Camila Moreno von der Global Forest Coalition/Friends of the Earth Brasilien, und Alexandra Almeida von Accion Ecologica/Oil Watch Ecuador, berichten aus der Perspektive Lateinamerikanischer Bewegungen von Alternativen zur derzeitigen Sackgasse im Klimaschutz. Die Erhaltung von Wäldern, die Rechte und das Wissen indigener Bevölkerungen und die Anerkennung der Klimaschulden der Industrieländer sind dabei ebenso zentral wie die Forderung, Öl und Kohle im Boden zu lassen.
Fabian Scheidler: Die Menschen im globalen Süden werden besonders unter den Folgen des Klimawandels zu leiden haben – und das, obwohl sie historisch am wenigsten dazu beigetragen haben.
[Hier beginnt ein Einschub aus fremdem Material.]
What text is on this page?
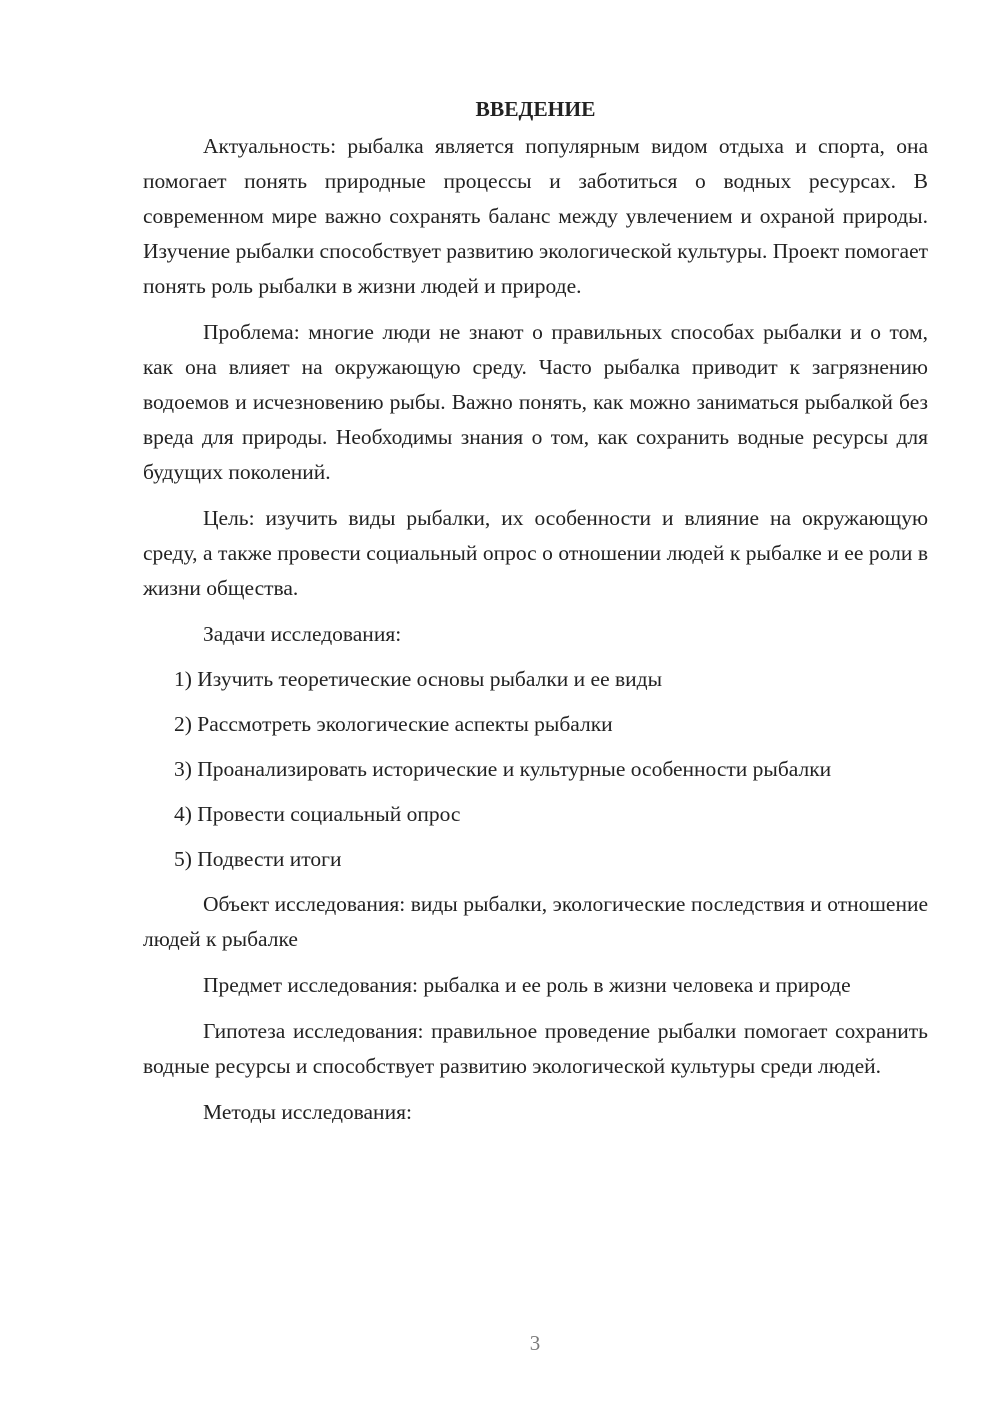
ВВЕДЕНИЕ

Актуальность: рыбалка является популярным видом отдыха и спорта, она помогает понять природные процессы и заботиться о водных ресурсах. В современном мире важно сохранять баланс между увлечением и охраной природы. Изучение рыбалки способствует развитию экологической культуры. Проект помогает понять роль рыбалки в жизни людей и природе.

Проблема: многие люди не знают о правильных способах рыбалки и о том, как она влияет на окружающую среду. Часто рыбалка приводит к загрязнению водоемов и исчезновению рыбы. Важно понять, как можно заниматься рыбалкой без вреда для природы. Необходимы знания о том, как сохранить водные ресурсы для будущих поколений.

Цель: изучить виды рыбалки, их особенности и влияние на окружающую среду, а также провести социальный опрос о отношении людей к рыбалке и ее роли в жизни общества.

Задачи исследования:

1) Изучить теоретические основы рыбалки и ее виды

2) Рассмотреть экологические аспекты рыбалки

3) Проанализировать исторические и культурные особенности рыбалки

4) Провести социальный опрос

5) Подвести итоги

Объект исследования: виды рыбалки, экологические последствия и отношение людей к рыбалке

Предмет исследования: рыбалка и ее роль в жизни человека и природе

Гипотеза исследования: правильное проведение рыбалки помогает сохранить водные ресурсы и способствует развитию экологической культуры среди людей.

Методы исследования:

3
Die Vereinten Nationen rechnen bereits bis zum Jahr 2035 mit 200 Millionen Klimaflüchtlingen weltweit – die weitaus meisten aus Ländern des Südens.
Viele ärmere Länder, die besonders hart betroffen sein werden, haben außerdem nicht die Mittel, um sich gegen die Folgen zu schützen. Bangladesch etwa droht eine Überschwemmung von 2/3 der Landfläche, ist aber zu arm um sich Dämme wie die Niederlande leisten zu können.
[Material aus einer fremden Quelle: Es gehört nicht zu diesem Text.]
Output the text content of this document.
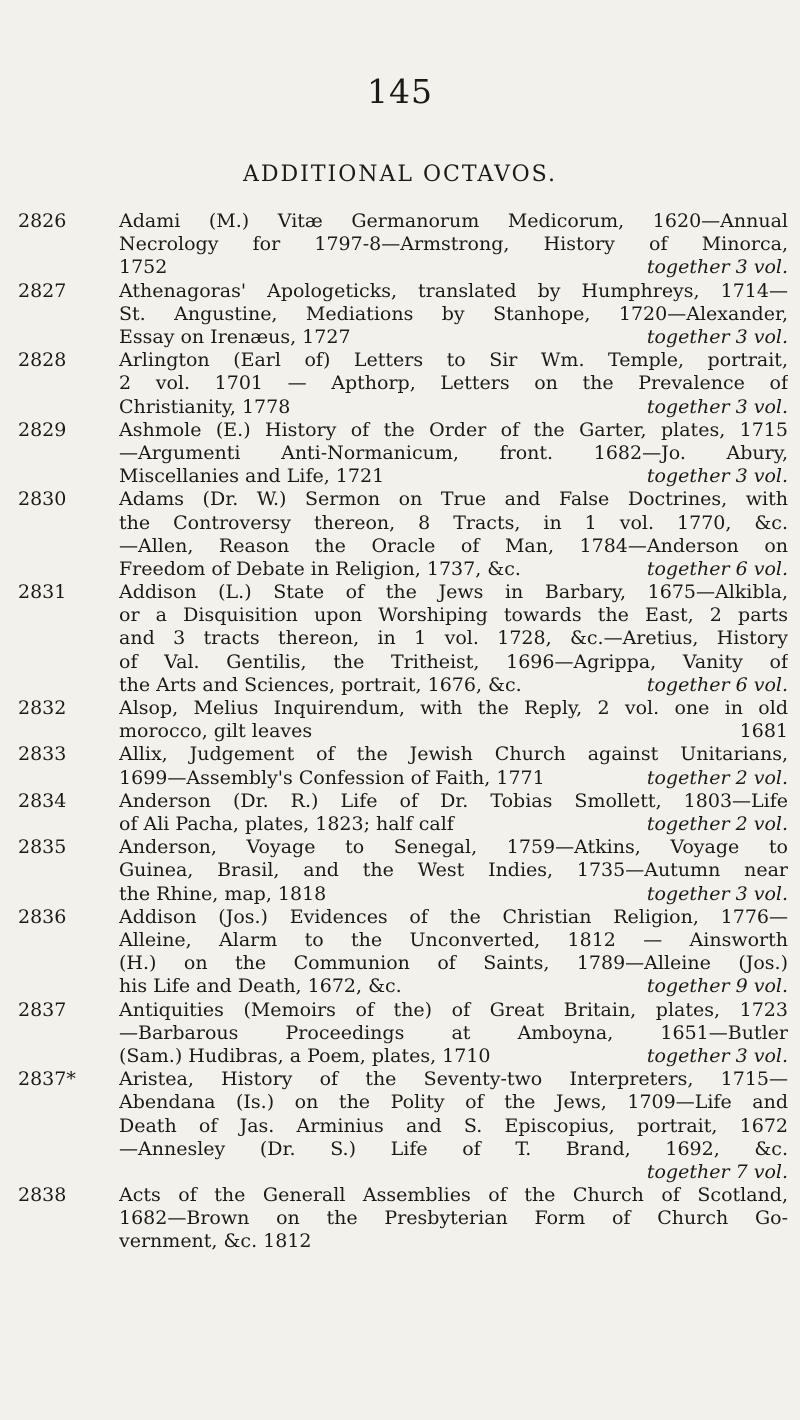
145
ADDITIONAL OCTAVOS.
2826	Adami (M.) Vitæ Germanorum Medicorum, 1620—Annual
Necrology for 1797-8—Armstrong, History of Minorca,
1752	together 3 vol.
2827	Athenagoras' Apologeticks, translated by Humphreys, 1714—
St. Angustine, Mediations by Stanhope, 1720—Alexander,
Essay on Irenæus, 1727	together 3 vol.
2828	Arlington (Earl of) Letters to Sir Wm. Temple, portrait,
2 vol. 1701 — Apthorp, Letters on the Prevalence of
Christianity, 1778	together 3 vol.
2829	Ashmole (E.) History of the Order of the Garter, plates, 1715
—Argumenti Anti-Normanicum, front. 1682—Jo. Abury,
Miscellanies and Life, 1721	together 3 vol.
2830	Adams (Dr. W.) Sermon on True and False Doctrines, with
the Controversy thereon, 8 Tracts, in 1 vol. 1770, &c.
—Allen, Reason the Oracle of Man, 1784—Anderson on
Freedom of Debate in Religion, 1737, &c.	together 6 vol.
2831	Addison (L.) State of the Jews in Barbary, 1675—Alkibla,
or a Disquisition upon Worshiping towards the East, 2 parts
and 3 tracts thereon, in 1 vol. 1728, &c.—Aretius, History
of Val. Gentilis, the Tritheist, 1696—Agrippa, Vanity of
the Arts and Sciences, portrait, 1676, &c.	together 6 vol.
2832	Alsop, Melius Inquirendum, with the Reply, 2 vol. one in old
morocco, gilt leaves	1681
2833	Allix, Judgement of the Jewish Church against Unitarians,
1699—Assembly's Confession of Faith, 1771	together 2 vol.
2834	Anderson (Dr. R.) Life of Dr. Tobias Smollett, 1803—Life
of Ali Pacha, plates, 1823; half calf	together 2 vol.
2835	Anderson, Voyage to Senegal, 1759—Atkins, Voyage to
Guinea, Brasil, and the West Indies, 1735—Autumn near
the Rhine, map, 1818	together 3 vol.
2836	Addison (Jos.) Evidences of the Christian Religion, 1776—
Alleine, Alarm to the Unconverted, 1812 — Ainsworth
(H.) on the Communion of Saints, 1789—Alleine (Jos.)
his Life and Death, 1672, &c.	together 9 vol.
2837	Antiquities (Memoirs of the) of Great Britain, plates, 1723
—Barbarous Proceedings at Amboyna, 1651—Butler
(Sam.) Hudibras, a Poem, plates, 1710	together 3 vol.
2837* Aristea, History of the Seventy-two Interpreters, 1715—
Abendana (Is.) on the Polity of the Jews, 1709—Life and
Death of Jas. Arminius and S. Episcopius, portrait, 1672
—Annesley (Dr. S.) Life of T. Brand, 1692, &c.
together 7 vol.
2838	Acts of the Generall Assemblies of the Church of Scotland,
1682—Brown on the Presbyterian Form of Church Go-
vernment, &c. 1812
Auch aus diesem Grund wächst der Druck von Entwicklungsländern auf die Industrieländer, sowohl ihre Emissionen massiv zu vermindern als auch Ausgleichszahlungen zu leisten.
Kritik aus dem Süden gibt es aber nicht nur an zu geringen Reduktionszielen und finanziellen Zusagen sondern auch an den „,marktbasierten Mechanismen“, die – so die Kritiker – negative Effekte gerade auf die ärmsten Menschen in den Ländern des Südens haben können.
Wir freuen uns zu diesem Thema nun zwei Gäste aus Lateinamerika begrüßen zu dürfen, die beide mit der internationalen Klimakarawane von Genf nach Kopenhagen reisen und dabei in Berlin Station machen:
Camila Moreno von der Global Forest Coalition aus Brasilien und Alexandra Almeida von der Accion Ecologica aus Ecuador. Willkommen bei Kontext. Die Klimakarawane zieht von Genf nach Kopenhagen. Warum diese Verbindung? Wie ist der Ablauf und was ist das politische Ziel der Karawane?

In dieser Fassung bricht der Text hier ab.